UK car manufacturing fell 6.3% in March to 126,909 units. Volumes during Q1 2013 declined 2.0% to 393,416 units. Early Easter and weak European new car demand has impacted Q1 output. Car output for the home market increased 22.5% in Q1 2013. Strong investment intentions suggest production will rise over the full year and beyond.
“Car output fell 2% in Q1 2013 as UK vehicle manufacturers continue to grapple with weak demand in Europe,” said Mike Baunton, SMMT Interim Chief Executive. “Other factors such as extended facility holidays during the Easter period may have also impacted production volumes in March, during which output declined 6%. Despite ongoing difficult market conditions, UK automotive manufacturing is expected to grow overall in 2013 and beyond, fuelled by significant investment from global automotive companies.”
Q1 sees CV output fall, despite rise for the home market
Commercial vehicle (CV) output fell 18.8% in Q1 to 23,854 units. The decline followed an 18.7% drop in March, the ninth monthly fall in the past year.

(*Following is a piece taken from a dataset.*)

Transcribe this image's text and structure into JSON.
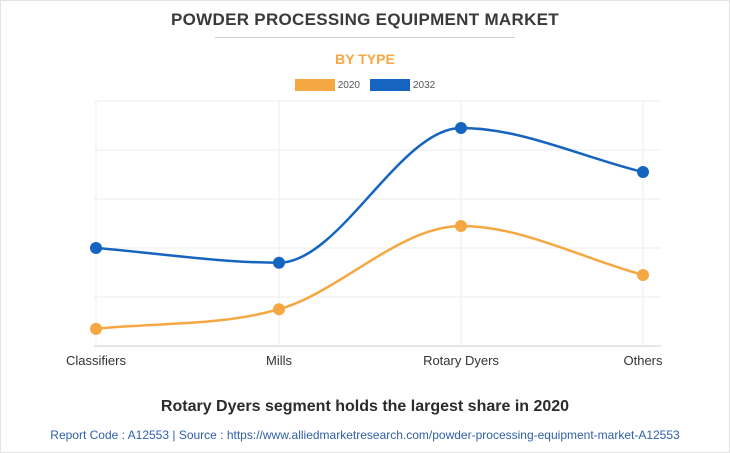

Output for the home market rose 5% in Q1, but could not offset the impact of weak export volumes. “The commercial realities of weak export markets, notably within Europe, have resulted in a further slowdown in commercial vehicle output in March and Q1 2013,” said Mike Baunton, SMMT Interim Chief Executive. “Industry anticipates a tough year for CV manufacturers, yet the recent success of the CV Show highlighted many positives in the sector and the importance of the UK road transport sector to the whole economy.”
UK engine manufacturing down 5% in Q1 2013
UK engine manufacturing fell 6.0% in March to 220,032 units. Engine manufacturing during Q1 declined 5.4% to 660,255 units. The slowdown in vehicle demand in Europe has constrained UK engine production. In Q1, the 2.6% rise in output for the home market was unable to offset a 9.8% fall in exports. Significant investment in existing and new plants in the UK should help secure and expand engine manufacturing in the UK.